The US State Department halted its extradition treaty with Hong Kong on Wednesday, in the latest sign of deteriorating US-China relations in the weeks since Beijing imposed a national security law on Hong Kong.
The treaty was one of three US bilateral agreements with Hong Kong that the Trump administration announced it was suspending.
“These agreements covered the surrender of fugitive offenders, the transfer of sentenced persons, and reciprocal tax exemptions on income derived from the international operation of ships,” said Morgan Ortagus, the State Department spokeswoman.
The State Department said the move was pursuant to President Donald Trump’s July 14 executive order, which declared that Hong Kong was “no longer sufficiently autonomous to justify differential treatment in relation to the People’s Republic of China” because of the national security law.

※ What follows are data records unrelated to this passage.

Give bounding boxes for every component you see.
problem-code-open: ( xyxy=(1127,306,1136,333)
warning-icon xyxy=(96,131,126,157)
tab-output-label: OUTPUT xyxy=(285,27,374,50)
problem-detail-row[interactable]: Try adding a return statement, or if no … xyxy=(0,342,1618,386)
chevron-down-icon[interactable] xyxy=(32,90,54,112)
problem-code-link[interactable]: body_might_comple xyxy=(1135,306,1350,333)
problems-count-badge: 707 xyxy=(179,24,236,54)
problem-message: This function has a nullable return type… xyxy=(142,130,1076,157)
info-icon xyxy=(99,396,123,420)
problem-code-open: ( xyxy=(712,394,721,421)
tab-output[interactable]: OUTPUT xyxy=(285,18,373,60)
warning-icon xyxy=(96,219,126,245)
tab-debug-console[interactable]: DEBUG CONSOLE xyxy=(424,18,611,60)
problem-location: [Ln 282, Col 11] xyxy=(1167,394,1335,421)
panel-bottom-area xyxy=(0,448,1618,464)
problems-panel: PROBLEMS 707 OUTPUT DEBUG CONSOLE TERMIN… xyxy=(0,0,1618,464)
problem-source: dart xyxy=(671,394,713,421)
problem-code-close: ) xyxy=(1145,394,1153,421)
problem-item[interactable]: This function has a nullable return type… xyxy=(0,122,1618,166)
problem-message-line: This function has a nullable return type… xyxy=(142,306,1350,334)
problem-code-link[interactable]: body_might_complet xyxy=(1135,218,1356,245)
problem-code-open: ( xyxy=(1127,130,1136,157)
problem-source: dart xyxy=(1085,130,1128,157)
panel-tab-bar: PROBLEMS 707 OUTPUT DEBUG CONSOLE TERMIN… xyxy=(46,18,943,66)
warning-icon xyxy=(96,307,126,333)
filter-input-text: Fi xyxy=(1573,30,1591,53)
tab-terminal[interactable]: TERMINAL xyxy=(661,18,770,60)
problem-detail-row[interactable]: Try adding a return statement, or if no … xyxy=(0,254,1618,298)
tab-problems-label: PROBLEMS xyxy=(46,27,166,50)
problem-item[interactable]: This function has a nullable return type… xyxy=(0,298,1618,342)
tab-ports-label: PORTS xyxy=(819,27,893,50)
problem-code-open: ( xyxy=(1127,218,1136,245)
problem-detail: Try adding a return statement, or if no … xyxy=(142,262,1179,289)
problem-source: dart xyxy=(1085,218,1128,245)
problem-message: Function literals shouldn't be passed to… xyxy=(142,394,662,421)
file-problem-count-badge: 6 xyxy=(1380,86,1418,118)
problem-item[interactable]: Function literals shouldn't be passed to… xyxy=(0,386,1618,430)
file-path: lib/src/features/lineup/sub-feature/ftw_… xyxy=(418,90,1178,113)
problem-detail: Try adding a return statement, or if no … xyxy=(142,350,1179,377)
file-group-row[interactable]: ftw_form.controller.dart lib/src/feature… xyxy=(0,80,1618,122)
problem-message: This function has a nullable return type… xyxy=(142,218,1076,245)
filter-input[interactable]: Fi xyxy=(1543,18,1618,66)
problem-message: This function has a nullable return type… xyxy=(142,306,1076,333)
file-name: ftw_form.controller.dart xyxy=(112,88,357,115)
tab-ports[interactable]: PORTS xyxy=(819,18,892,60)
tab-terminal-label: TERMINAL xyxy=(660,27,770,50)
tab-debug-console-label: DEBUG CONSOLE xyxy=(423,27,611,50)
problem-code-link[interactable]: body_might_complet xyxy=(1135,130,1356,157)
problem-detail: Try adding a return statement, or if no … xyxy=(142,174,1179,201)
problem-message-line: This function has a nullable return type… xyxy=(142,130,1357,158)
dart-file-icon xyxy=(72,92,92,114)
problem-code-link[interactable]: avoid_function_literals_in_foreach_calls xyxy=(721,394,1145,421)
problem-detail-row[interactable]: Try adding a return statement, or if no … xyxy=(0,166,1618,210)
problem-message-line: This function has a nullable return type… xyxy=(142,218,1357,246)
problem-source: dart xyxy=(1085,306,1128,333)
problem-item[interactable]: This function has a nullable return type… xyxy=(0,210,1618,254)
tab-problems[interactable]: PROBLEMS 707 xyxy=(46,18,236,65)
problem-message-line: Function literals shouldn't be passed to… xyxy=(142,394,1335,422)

“These steps underscore our deep concern regarding Beijing’s decision to impose the national security law, which has crushed the freedoms of the people of Hong Kong,” Ortagus said.
Australia, Canada, New Zealand, Germany, France and Britain have also suspended their extradition treaties with Hong Kong in recent weeks.
The State Department announcement also comes less than two weeks after the Trump administration issued economic sanctions on Hong Kong’s chief executive, Carrie Lam Cheng Yuet-ngor, along with 10 other current and former Chinese officials.
The sanctions, which were also tied to the national security law, are designed to cut Lam and the other officials out of the US financial system.
The national security law allows for people accused of certain crimes to be prosecuted in mainland China, where the courts are controlled by the ruling Communist Party.
The crimes, which are not defined clearly in the law, are described as “secession”, “subversion”, “terrorist activities” and “collusion with a foreign country or with external elements to endanger national security”.
Beijing says the law can apply to anyone, anywhere in the world.